Saint Paul’s Anglican Church was founded in 1964 as a community committed to the same doctrines that the early church universally believed, and which were rekindled in the sixteenth century by the English Reformers.
In God’s providence, we found a permanent home when the property at 101 North El Monte Avenue, Los Altos, came on the market in 1970. A small Baptist group had built two lovely buildings on two acres of land.
Saint Paul’s acquired the property, and the first service in its new home was held on October 25, 1970. Saint Paul’s Anglican Church is incorporated under the laws of the State of California. Both federal and state tax deductibility have been granted.
The Very Reverend Norman Milbank became the parish’s first rector when he was ordained at nearly fifty years of age. Rev. Milbank credits his personal friend and parishioner Dr. Rousas John Rushdoony as the impetus to also launch Canterbury Christian School on the campus.
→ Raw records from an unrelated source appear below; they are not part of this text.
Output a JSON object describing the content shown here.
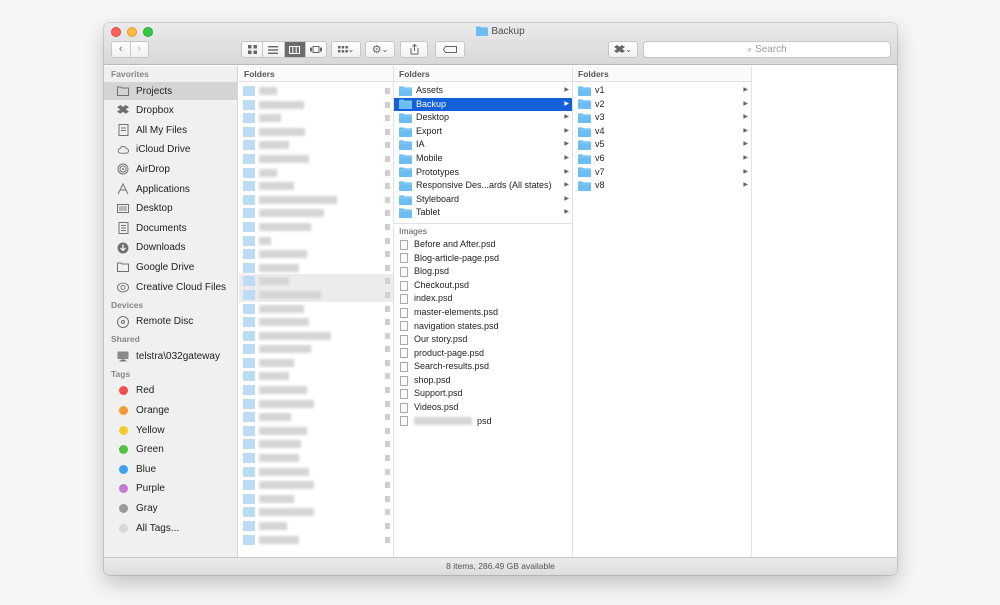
{
  "window": {
    "title": "Backup",
    "search_placeholder": "Search",
    "status": "8 items, 286.49 GB available"
  },
  "toolbar": {
    "back": "‹",
    "forward": "›",
    "arrange_caret": "⌄",
    "action_caret": "⌄"
  },
  "sidebar": {
    "favorites_label": "Favorites",
    "favorites": [
      {
        "label": "Projects",
        "icon": "folder-icon"
      },
      {
        "label": "Dropbox",
        "icon": "dropbox-icon"
      },
      {
        "label": "All My Files",
        "icon": "all-files-icon"
      },
      {
        "label": "iCloud Drive",
        "icon": "cloud-icon"
      },
      {
        "label": "AirDrop",
        "icon": "airdrop-icon"
      },
      {
        "label": "Applications",
        "icon": "applications-icon"
      },
      {
        "label": "Desktop",
        "icon": "desktop-icon"
      },
      {
        "label": "Documents",
        "icon": "documents-icon"
      },
      {
        "label": "Downloads",
        "icon": "downloads-icon"
      },
      {
        "label": "Google Drive",
        "icon": "folder-icon"
      },
      {
        "label": "Creative Cloud Files",
        "icon": "creative-cloud-icon"
      }
    ],
    "devices_label": "Devices",
    "devices": [
      {
        "label": "Remote Disc",
        "icon": "disc-icon"
      }
    ],
    "shared_label": "Shared",
    "shared": [
      {
        "label": "telstra\\032gateway",
        "icon": "monitor-icon"
      }
    ],
    "tags_label": "Tags",
    "tags": [
      {
        "label": "Red",
        "color": "#f0504c"
      },
      {
        "label": "Orange",
        "color": "#f49a32"
      },
      {
        "label": "Yellow",
        "color": "#f5cc2e"
      },
      {
        "label": "Green",
        "color": "#52c240"
      },
      {
        "label": "Blue",
        "color": "#3ba2f2"
      },
      {
        "label": "Purple",
        "color": "#c27ad8"
      },
      {
        "label": "Gray",
        "color": "#9a9a9a"
      },
      {
        "label": "All Tags...",
        "color": "#d8d8d8"
      }
    ]
  },
  "columns": {
    "col1": {
      "header": "Folders"
    },
    "col2": {
      "header": "Folders",
      "folders": [
        "Assets",
        "Backup",
        "Desktop",
        "Export",
        "IA",
        "Mobile",
        "Prototypes",
        "Responsive Des...ards (All states)",
        "Styleboard",
        "Tablet"
      ],
      "selected": "Backup",
      "images_header": "Images",
      "images": [
        "Before and After.psd",
        "Blog-article-page.psd",
        "Blog.psd",
        "Checkout.psd",
        "index.psd",
        "master-elements.psd",
        "navigation states.psd",
        "Our story.psd",
        "product-page.psd",
        "Search-results.psd",
        "shop.psd",
        "Support.psd",
        "Videos.psd",
        "psd"
      ]
    },
    "col3": {
      "header": "Folders",
      "folders": [
        "v1",
        "v2",
        "v3",
        "v4",
        "v5",
        "v6",
        "v7",
        "v8"
      ]
    }
  },
  "colors": {
    "selection": "#1360d8",
    "folder": "#6cbdf2"
  }
}
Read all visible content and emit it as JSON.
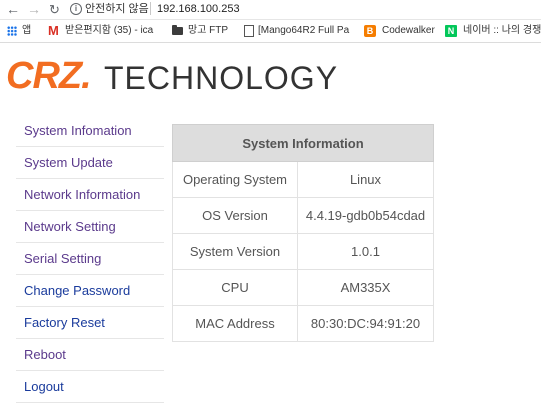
{
  "browser": {
    "security_label": "안전하지 않음",
    "url": "192.168.100.253",
    "bookmarks": [
      {
        "label": "앱"
      },
      {
        "label": "받은편지함 (35) - ica"
      },
      {
        "label": "망고 FTP"
      },
      {
        "label": "[Mango64R2 Full Pa"
      },
      {
        "label": "Codewalker"
      },
      {
        "label": "네이버 :: 나의 경쟁"
      }
    ]
  },
  "logo": {
    "crz": "CRZ.",
    "technology": "TECHNOLOGY"
  },
  "sidebar": {
    "items": [
      {
        "label": "System Infomation"
      },
      {
        "label": "System Update"
      },
      {
        "label": "Network Information"
      },
      {
        "label": "Network Setting"
      },
      {
        "label": "Serial Setting"
      },
      {
        "label": "Change Password"
      },
      {
        "label": "Factory Reset"
      },
      {
        "label": "Reboot"
      },
      {
        "label": "Logout"
      }
    ]
  },
  "system_info": {
    "title": "System Information",
    "rows": [
      {
        "key": "Operating System",
        "value": "Linux"
      },
      {
        "key": "OS Version",
        "value": "4.4.19-gdb0b54cdad"
      },
      {
        "key": "System Version",
        "value": "1.0.1"
      },
      {
        "key": "CPU",
        "value": "AM335X"
      },
      {
        "key": "MAC Address",
        "value": "80:30:DC:94:91:20"
      }
    ]
  }
}
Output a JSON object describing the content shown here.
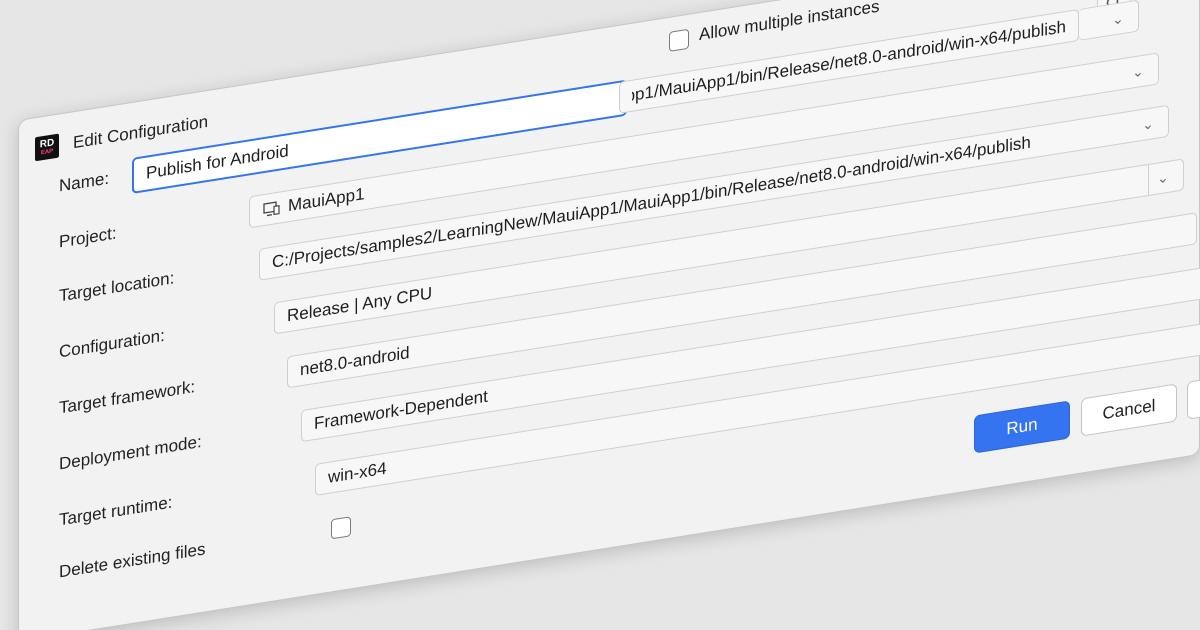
{
  "window": {
    "title": "Edit Configuration",
    "app_icon_text": "RD",
    "app_icon_badge": "EAP"
  },
  "form": {
    "name_label": "Name:",
    "name_value": "Publish for Android",
    "allow_multiple_label": "Allow multiple instances",
    "project_label": "Project:",
    "project_value": "MauiApp1",
    "target_location_label": "Target location:",
    "target_location_value": "C:/Projects/samples2/LearningNew/MauiApp1/MauiApp1/bin/Release/net8.0-android/win-x64/publish",
    "configuration_label": "Configuration:",
    "configuration_value": "Release | Any CPU",
    "target_framework_label": "Target framework:",
    "target_framework_value": "net8.0-android",
    "deployment_mode_label": "Deployment mode:",
    "deployment_mode_value": "Framework-Dependent",
    "target_runtime_label": "Target runtime:",
    "target_runtime_value": "win-x64",
    "delete_existing_label": "Delete existing files"
  },
  "buttons": {
    "run": "Run",
    "cancel": "Cancel"
  },
  "colors": {
    "accent": "#3574f0",
    "background": "#f2f2f2"
  },
  "icons": [
    "chevron-down-icon",
    "search-icon",
    "project-icon",
    "app-logo-icon"
  ]
}
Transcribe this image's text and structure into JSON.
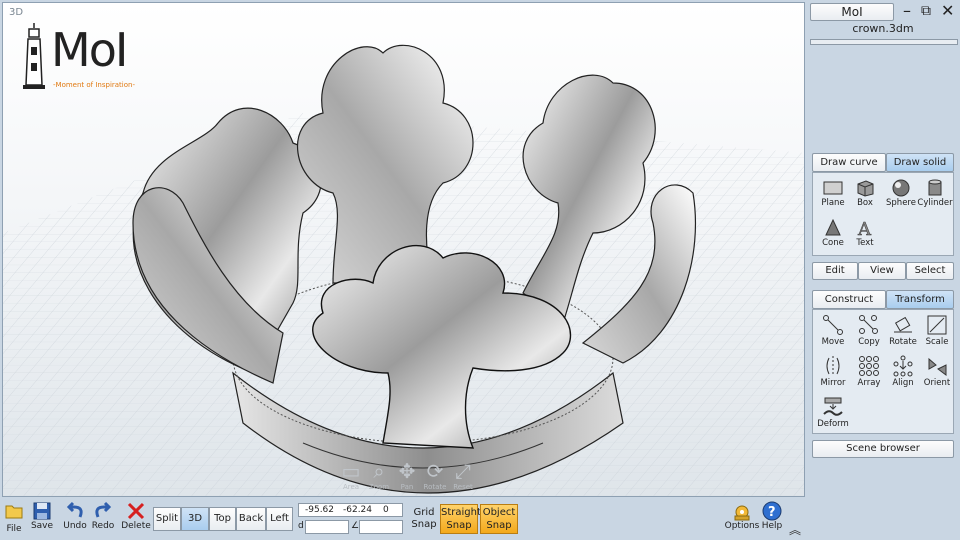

The Book of Common Prayer is one of the most influential works in the English language. While many of us are familiar with such famous words as, “Dearly beloved, we are gathered together here. . .” or “Ashes to ashes, dust to dust,” we may not know that they originated with The Book of Common Prayer, which first appeared in 1549 during the English Reformation. Thomas Cranmer, Archbishop of Canterbury, organized the traditional Western liturgy from Latin into an authoritative manual of Christian worship throughout England. As time passed, new forms of the book were made to suit the many English-speaking nations: first in Scotland, then in the new United States, and eventually wherever the British Empire extended its arm.